Have you noticed how frequently students, and the general public for that matter, are asked to provide their ethnic or racial identity? All you have to do is fill out an online survey after making a purchase at the bookstore, and you will quickly be barraged with queries about your ethnicity. My usual practice is to check the “decline to state” box, but when I have no other option, Hispanic or Latino is acceptable. “Latinx” is not acceptable. In fact, it is condescending.
By now you are likely familiar with the term “Latinx”—perhaps you have even figured out how to pronounce it. (Or, like me, you purposely and strategically mispronounce it.) For the record, it is pronounced as two distinct words, “Latin + Ex,” but I encourage you to pronounce it as “Luh + Teenks,” with humorous conversations to follow. “Latinx” is an unnatural and contrived neologism that is intended to be gender neutral. The fact is, it is far from neutral; rather, it’s a blatant manifestation of identity politics and a manipulation of language. According to proponents of the term, the purpose of using “Latinx” is to be gender neutral, disrupt what people believe about inclusivity, and shape understandings of intersectionality.

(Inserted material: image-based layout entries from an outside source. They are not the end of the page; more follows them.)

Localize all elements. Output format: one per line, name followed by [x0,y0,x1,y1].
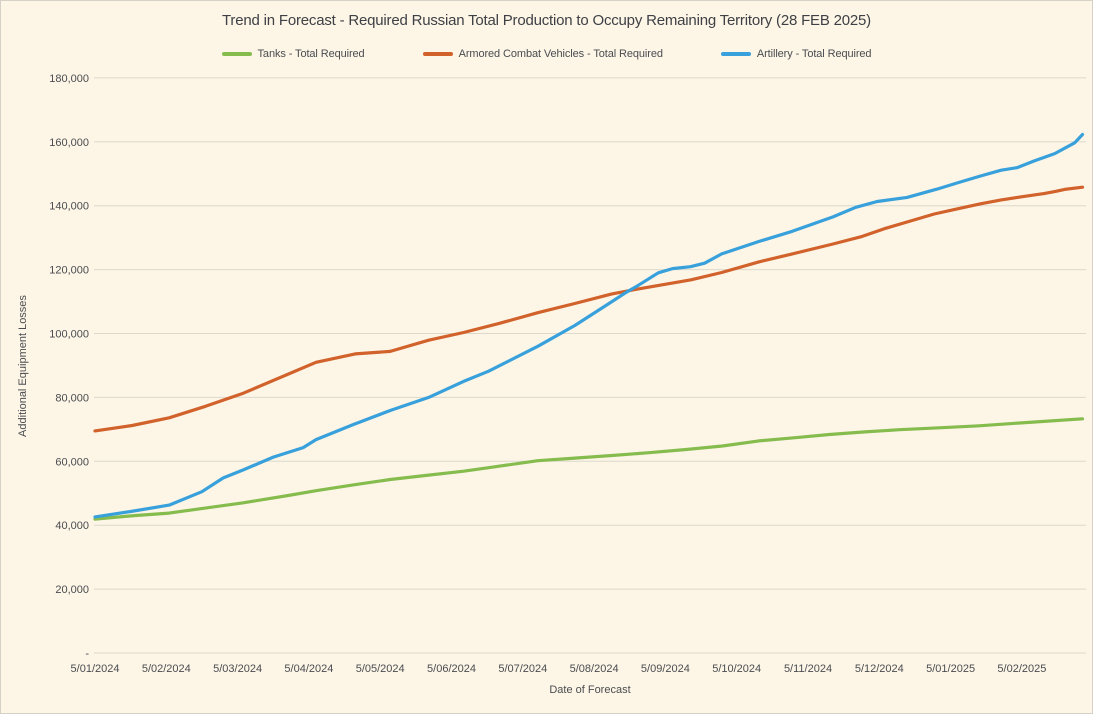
y-tick-label: 80,000 [55,392,89,404]
chart-title: Trend in Forecast - Required Russian Tot… [222,12,871,29]
y-tick-label: 180,000 [49,73,89,85]
y-tick-label: 120,000 [49,265,89,277]
legend-label: Artillery - Total Required [756,48,872,60]
legend-line-swatch-icon [720,52,751,56]
legend-label: Tanks - Total Required [257,48,365,60]
series-line-artillery [93,132,1085,519]
x-tick-label: 5/04/2024 [284,663,333,675]
x-axis-title: Date of Forecast [549,684,631,696]
x-tick-label: 5/06/2024 [427,663,476,675]
series-line-tanks [93,417,1085,521]
legend-line-swatch-icon [422,52,453,56]
x-tick-label: 5/03/2024 [213,663,262,675]
x-tick-label: 5/01/2024 [71,663,120,675]
y-tick-label: 60,000 [55,456,89,468]
legend-item-artillery: Artillery - Total Required [720,48,872,60]
x-tick-label: 5/09/2024 [641,663,690,675]
legend-line-swatch-icon [221,52,252,56]
x-tick-label: 5/10/2024 [712,663,761,675]
legend-item-armored: Armored Combat Vehicles - Total Required [422,48,663,60]
x-tick-label: 5/02/2024 [142,663,191,675]
x-tick-label: 5/12/2024 [855,663,904,675]
y-tick-label: - [85,648,89,660]
legend-item-tanks: Tanks - Total Required [221,48,365,60]
x-tick-label: 5/11/2024 [784,663,832,675]
y-tick-label: 160,000 [49,137,89,149]
x-tick-label: 5/08/2024 [570,663,619,675]
y-tick-label: 20,000 [55,584,89,596]
y-tick-label: 140,000 [49,201,89,213]
x-tick-label: 5/02/2025 [997,663,1046,675]
y-tick-label: 100,000 [49,329,89,341]
x-tick-label: 5/05/2024 [356,663,405,675]
x-tick-label: 5/07/2024 [498,663,547,675]
y-tick-label: 40,000 [55,520,89,532]
y-axis-title: Additional Equipment Losses [17,295,29,437]
legend-label: Armored Combat Vehicles - Total Required [458,48,663,60]
series-line-armored [93,185,1085,433]
x-tick-label: 5/01/2025 [926,663,975,675]
legend: Tanks - Total Required Armored Combat Veh… [1,48,1092,60]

But the trinitarian class (those obsessed with gender, race, and class) in higher education who contrived this word didn’t realize that the people whose identifying terms were being stolen from them wouldn’t have any of it. In a recent Pew survey, 3,030 Hispanics/Latinos were asked “about their awareness of the term Latinx and their views of the term.” The survey found that one-in-four U.S. Hispanics have heard of “Latinx,” but only 3 percent use the term. One pollster quoted in Politico remarked, “Why are we using a word that is preferred by only 2 percent, but offends as many as 40 percent of those voters we want to win?”
Any word that is used to identify oneself is self-evidently important. By using terms and phrases that identify us with our culture or ethnic heritage, we highlight how we understand ourselves in light of our connection to the past. The terms we use to self-identify frame and explain our individuality, yet these identity words are also used to place ourselves in the context of a broader community. In other words, a term like “Latino” is used to represent an ethnic heritage, and ethnic heritage places an individual into a group that has similar traits, such as a common language and shared culture.
“Latino” and “Hispanic” are widely accepted terms that, although not without controversy, have stood the test of time. Most people today make no connection to the terms’ original connotations when they hear them used in conversation. “Latino” is simply understood to refer to a person with Latin American roots, and a Hispanic is known to be a person tied to Spain and the Spanish colonies and/or the Spanish language. So why not give “Latinx” a try? Give it a few decades and it too will pass the test of time, some say. I think not!
Columnist Ruben Navarrette calls the word silly and self-indulgent—and that’s putting it mildly. Elites consumed with the trinity of gender, class, and race find political utility in the use of “Latinx,” but it comes at the expense of stripping Latinos/Hispanics of the right to self-designate. It is exclusionary and disempowering. Beyond that, but no less important, “Latinx” distorts the language of Spanish grammar itself. Every Spanish noun has a specific article that denotes the gender of the word: male or female. I suppose some may not like that feature, but it is part of the fixed and historical uniqueness of the language. “Latinx” attacks the pride we should have in our language. It erases the distinctions that make Spanish-speakers unique and that connect them to their larger cultural and linguistic history.
Anecdotally, I find that many people who are called Hispanic or Latino but are of Mexican heritage simply identify themselves as Mexican. They don’t use the term “Mexican” to connect to their nationality, for they are Americans; rather, they use “Mexican” to refer to their ethnic or overall identity, which is a particular subset of Hispanic or Latino culture. That seems sufficient in their mind.
I have never identified as Latino and could not imagine calling myself Latino. Like the Hispanics who call themselves Mexican, I call myself American—and by American, I mean that I am simultaneously distinguished and united, historically and culturally, to every last person living as an American and in America. That seems sufficient in my mind. Hispanic seems to work better for me when I can’t navigate past a webpage without checking an ethnicity box and “decline to state” is not an option.
If another person asks if I am Latino, I won’t get hung up on the phrase. Instead, I will likely answer with “Sure,” or “If you say so,” or “What gives you that impression?” But if someone asks me if I am “Latinx,” I will state that I am absolutely not “Latinx,” and I will launch into a long tirade about artificial, political neologisms being assigned to me by critical social justice proponents and language and culture manipulators.